Politics: 2025Talks - December 24, 2025
© Arkadiusz Warguła - iStock-1890683226
Politics and views in the United States.
New files from the Epstein investigation mention Presidents Trump and Clinton, the US moves special ops aircraft into the Caribbean and the Trump Administration is expanding its immigration ban.
TRANSCRIPT
Welcome to 2025 Talks where we're following our democracy in historic times.
This is what the Democrats, mostly Democrats and a couple of bad Republicans are asking for.
There are photos of me too.
Everybody was friendly with this guy.
Either friendly or not friendly, but he was around.
President Donald Trump calls newly released documents on dead billionaire sex trafficker Jeffrey Epstein a distraction.
The files mention other public figures, including former President Bill Clinton, Diana Ross and Michael Jackson.
Trump isn't accused of specific wrongdoing, but the records show he took more flights than reported on Epstein's private plane.
And previously released emails from Epstein say Trump quote, "Knew about the girls, and “spent time alone with one of Epstein's victims."
Some of those victims are irate at the Department of Justice for delays and for not redacting their names.
The department says the slow vetting process pushed them past the deadline set by a newly passed law.
Meanwhile, the Pentagon is moving more troops and special operations aircraft into the Caribbean and says it's tracking a third oil tanker sailing from Venezuela.

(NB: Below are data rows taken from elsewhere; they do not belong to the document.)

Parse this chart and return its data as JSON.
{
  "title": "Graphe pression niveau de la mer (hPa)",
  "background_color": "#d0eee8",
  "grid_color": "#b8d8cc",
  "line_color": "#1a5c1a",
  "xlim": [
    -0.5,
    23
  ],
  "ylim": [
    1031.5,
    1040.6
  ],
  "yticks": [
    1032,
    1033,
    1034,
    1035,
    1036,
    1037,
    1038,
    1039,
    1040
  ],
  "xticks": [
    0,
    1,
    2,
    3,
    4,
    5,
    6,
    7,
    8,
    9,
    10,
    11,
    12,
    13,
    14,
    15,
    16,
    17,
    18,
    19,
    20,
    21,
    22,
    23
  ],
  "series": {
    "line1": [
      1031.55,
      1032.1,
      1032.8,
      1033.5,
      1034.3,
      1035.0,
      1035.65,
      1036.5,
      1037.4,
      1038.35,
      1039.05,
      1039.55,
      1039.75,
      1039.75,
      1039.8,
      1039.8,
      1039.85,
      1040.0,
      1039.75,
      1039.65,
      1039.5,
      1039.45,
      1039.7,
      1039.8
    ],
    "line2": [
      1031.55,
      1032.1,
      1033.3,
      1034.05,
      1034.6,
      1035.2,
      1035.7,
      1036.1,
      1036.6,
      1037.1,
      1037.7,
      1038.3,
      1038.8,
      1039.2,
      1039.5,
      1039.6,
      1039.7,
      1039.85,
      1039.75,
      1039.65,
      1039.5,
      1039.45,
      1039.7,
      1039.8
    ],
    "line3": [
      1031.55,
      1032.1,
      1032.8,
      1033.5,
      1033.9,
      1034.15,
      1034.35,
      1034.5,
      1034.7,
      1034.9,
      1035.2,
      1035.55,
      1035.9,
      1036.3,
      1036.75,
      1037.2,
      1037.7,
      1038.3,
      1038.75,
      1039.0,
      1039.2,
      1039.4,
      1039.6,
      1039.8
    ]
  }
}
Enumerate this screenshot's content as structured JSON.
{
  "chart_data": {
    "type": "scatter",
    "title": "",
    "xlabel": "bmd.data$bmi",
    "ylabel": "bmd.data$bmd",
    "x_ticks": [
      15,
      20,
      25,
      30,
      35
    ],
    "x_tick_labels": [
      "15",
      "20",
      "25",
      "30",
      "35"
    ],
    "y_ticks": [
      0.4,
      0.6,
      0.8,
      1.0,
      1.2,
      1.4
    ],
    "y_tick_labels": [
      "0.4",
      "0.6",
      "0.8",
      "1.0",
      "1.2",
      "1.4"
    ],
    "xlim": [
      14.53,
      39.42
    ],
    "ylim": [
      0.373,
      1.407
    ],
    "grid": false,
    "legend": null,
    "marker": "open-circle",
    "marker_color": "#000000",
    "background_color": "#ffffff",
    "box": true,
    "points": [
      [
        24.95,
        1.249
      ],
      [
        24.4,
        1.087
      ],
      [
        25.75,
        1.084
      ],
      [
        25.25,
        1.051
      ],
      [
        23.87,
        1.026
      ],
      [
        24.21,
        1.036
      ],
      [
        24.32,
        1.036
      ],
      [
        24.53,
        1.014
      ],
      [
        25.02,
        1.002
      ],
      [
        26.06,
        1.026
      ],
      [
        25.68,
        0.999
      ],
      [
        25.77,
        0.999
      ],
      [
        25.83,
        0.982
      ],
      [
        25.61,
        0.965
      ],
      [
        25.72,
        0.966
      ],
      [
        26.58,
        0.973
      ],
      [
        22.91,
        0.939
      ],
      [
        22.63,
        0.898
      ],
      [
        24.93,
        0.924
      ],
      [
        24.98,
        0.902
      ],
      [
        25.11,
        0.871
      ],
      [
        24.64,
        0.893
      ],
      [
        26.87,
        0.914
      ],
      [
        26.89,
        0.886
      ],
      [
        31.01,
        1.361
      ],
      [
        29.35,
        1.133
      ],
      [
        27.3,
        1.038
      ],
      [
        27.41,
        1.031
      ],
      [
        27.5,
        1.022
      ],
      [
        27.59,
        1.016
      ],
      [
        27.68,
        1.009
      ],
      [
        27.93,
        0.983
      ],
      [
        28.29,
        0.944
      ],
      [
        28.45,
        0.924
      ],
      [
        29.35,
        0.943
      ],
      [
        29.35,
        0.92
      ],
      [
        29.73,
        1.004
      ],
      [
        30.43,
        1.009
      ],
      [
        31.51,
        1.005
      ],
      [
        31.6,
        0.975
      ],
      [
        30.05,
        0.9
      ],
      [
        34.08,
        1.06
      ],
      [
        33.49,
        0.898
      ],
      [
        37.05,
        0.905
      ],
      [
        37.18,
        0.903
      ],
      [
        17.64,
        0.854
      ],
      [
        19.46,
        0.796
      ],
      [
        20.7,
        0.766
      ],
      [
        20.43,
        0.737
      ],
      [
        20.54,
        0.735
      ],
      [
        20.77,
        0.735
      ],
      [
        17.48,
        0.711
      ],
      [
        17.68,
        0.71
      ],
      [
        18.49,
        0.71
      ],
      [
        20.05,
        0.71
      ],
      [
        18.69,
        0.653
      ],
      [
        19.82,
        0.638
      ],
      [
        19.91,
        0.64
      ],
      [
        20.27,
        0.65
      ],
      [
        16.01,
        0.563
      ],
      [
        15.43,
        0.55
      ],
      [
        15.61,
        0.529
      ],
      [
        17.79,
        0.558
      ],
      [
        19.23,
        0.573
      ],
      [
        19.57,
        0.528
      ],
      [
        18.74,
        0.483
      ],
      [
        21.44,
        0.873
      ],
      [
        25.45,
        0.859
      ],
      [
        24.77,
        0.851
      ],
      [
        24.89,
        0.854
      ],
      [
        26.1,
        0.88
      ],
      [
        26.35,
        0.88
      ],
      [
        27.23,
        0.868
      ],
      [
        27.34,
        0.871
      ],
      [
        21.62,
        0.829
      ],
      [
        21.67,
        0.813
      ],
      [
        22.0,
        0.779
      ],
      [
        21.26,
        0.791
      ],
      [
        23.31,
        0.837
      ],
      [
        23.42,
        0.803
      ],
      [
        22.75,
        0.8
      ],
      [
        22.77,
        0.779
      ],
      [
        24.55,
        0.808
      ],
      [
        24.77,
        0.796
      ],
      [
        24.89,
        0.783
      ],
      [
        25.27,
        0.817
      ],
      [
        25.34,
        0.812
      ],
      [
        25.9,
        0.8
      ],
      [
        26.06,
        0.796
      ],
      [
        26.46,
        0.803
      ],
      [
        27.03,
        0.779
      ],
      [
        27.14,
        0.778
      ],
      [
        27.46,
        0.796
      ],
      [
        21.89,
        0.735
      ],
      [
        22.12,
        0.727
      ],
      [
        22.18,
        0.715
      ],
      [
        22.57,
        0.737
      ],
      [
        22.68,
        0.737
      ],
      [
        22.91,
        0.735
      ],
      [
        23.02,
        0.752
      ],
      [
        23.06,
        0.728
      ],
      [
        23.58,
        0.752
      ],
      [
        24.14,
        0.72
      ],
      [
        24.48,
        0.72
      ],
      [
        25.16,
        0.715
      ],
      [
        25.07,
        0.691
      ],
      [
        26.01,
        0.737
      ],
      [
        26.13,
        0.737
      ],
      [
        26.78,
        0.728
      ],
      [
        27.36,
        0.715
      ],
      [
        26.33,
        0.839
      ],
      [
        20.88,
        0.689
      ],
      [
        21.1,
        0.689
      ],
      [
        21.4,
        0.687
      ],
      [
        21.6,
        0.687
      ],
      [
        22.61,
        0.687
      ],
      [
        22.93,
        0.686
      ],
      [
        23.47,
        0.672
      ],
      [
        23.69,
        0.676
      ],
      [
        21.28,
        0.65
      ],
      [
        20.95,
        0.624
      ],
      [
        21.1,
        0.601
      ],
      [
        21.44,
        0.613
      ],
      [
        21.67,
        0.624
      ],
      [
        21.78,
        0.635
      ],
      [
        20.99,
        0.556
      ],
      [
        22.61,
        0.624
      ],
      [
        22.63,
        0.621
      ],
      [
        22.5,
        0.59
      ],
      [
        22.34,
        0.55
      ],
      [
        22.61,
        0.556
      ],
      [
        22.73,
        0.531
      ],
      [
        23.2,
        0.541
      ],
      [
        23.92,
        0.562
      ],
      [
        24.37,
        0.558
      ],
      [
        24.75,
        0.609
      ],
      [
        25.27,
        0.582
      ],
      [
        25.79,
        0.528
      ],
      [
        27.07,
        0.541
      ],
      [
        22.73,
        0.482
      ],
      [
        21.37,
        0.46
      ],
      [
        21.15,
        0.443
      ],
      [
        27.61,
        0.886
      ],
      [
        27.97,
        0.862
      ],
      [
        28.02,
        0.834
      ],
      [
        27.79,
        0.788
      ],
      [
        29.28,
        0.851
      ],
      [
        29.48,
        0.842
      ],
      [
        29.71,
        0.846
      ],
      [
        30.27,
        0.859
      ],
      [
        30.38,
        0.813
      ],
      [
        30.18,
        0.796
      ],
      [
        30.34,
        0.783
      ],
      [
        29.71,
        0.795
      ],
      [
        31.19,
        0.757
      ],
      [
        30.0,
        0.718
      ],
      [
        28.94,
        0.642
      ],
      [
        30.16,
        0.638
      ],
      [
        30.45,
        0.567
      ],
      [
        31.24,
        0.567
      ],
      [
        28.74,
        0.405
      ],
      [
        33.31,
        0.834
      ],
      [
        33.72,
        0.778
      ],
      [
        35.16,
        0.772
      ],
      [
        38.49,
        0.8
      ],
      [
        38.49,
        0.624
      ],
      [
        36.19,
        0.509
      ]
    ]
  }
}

At the UN Security Council, US Ambassador Mike Waltz came close to calling for that nation's leader to be removed.
Nicolas Maduro is a fugitive from American justice and the head of the foreign terrorist organization Cartel de los Soles.
In fact, Maduro and his regime stole the election and the international community has the receipts.
The Venezuelan ambassador says the US government is stealing the tankers and is quote, "Stubborn in its ignorance of international law."
He cited Trump's pardon of former Honduran president Juan Orlando Hernandez convicted of trafficking hundreds of tons of cocaine to the US as proof of hypocrisy.
The administration's halting legal immigration from 20 more countries.
Travel bans now bar people from around 40 nations.
Marata Wauta with the New York Immigration Coalition says this shuts out people who want to follow the rules and become citizens.
This updated policy, along with others already announced, ensures that the Trump administration will have a growing population of those at risk of being funneled into the administration's deportation machine, enriching private companies that profit from the prison industrial complex.
The administration is also conducting a purge of immigration judges, adding to a backlog of almost three and a half million cases.
Most of the fired judges had backgrounds in immigration defense or a record of granting asylum.
Eileen Grinch is with the nonprofit immigrant news outlet, Documented.
We have overpopulated detention centers, we have folks waiting for their cases, and it really creates pressure on folks who are stuck in these places waiting for their moment in court.
The system and everyday folks waiting for their case to be adjudicated.
A new California law limits immigration agents' hospital access without a criminal warrant.
It says immigration status and place of birth are protected health information.
Attorney Sarah Houston with LA's Immigrant Defenders Law Center says ICE has cut people off from their families after a violent arrest or getting sick in detention.
We've heard reports about how ICE will tell doctors and staff, you're not allowed to give the arrestee a phone, they can't contact their family, you can't tell their family they're here.
So they're just by themselves in this basically detention environment when it could be a life or death situation.
The Supreme Court ruled against Trump's unilateral deployment of the National Guard to Chicago.
The emergency ruling isn't binding on other cases, but says the administration failed to prove an urgent need to take federal control of the troops.
I'm Edwin J. Viera for Pacifica Network and Public News Service.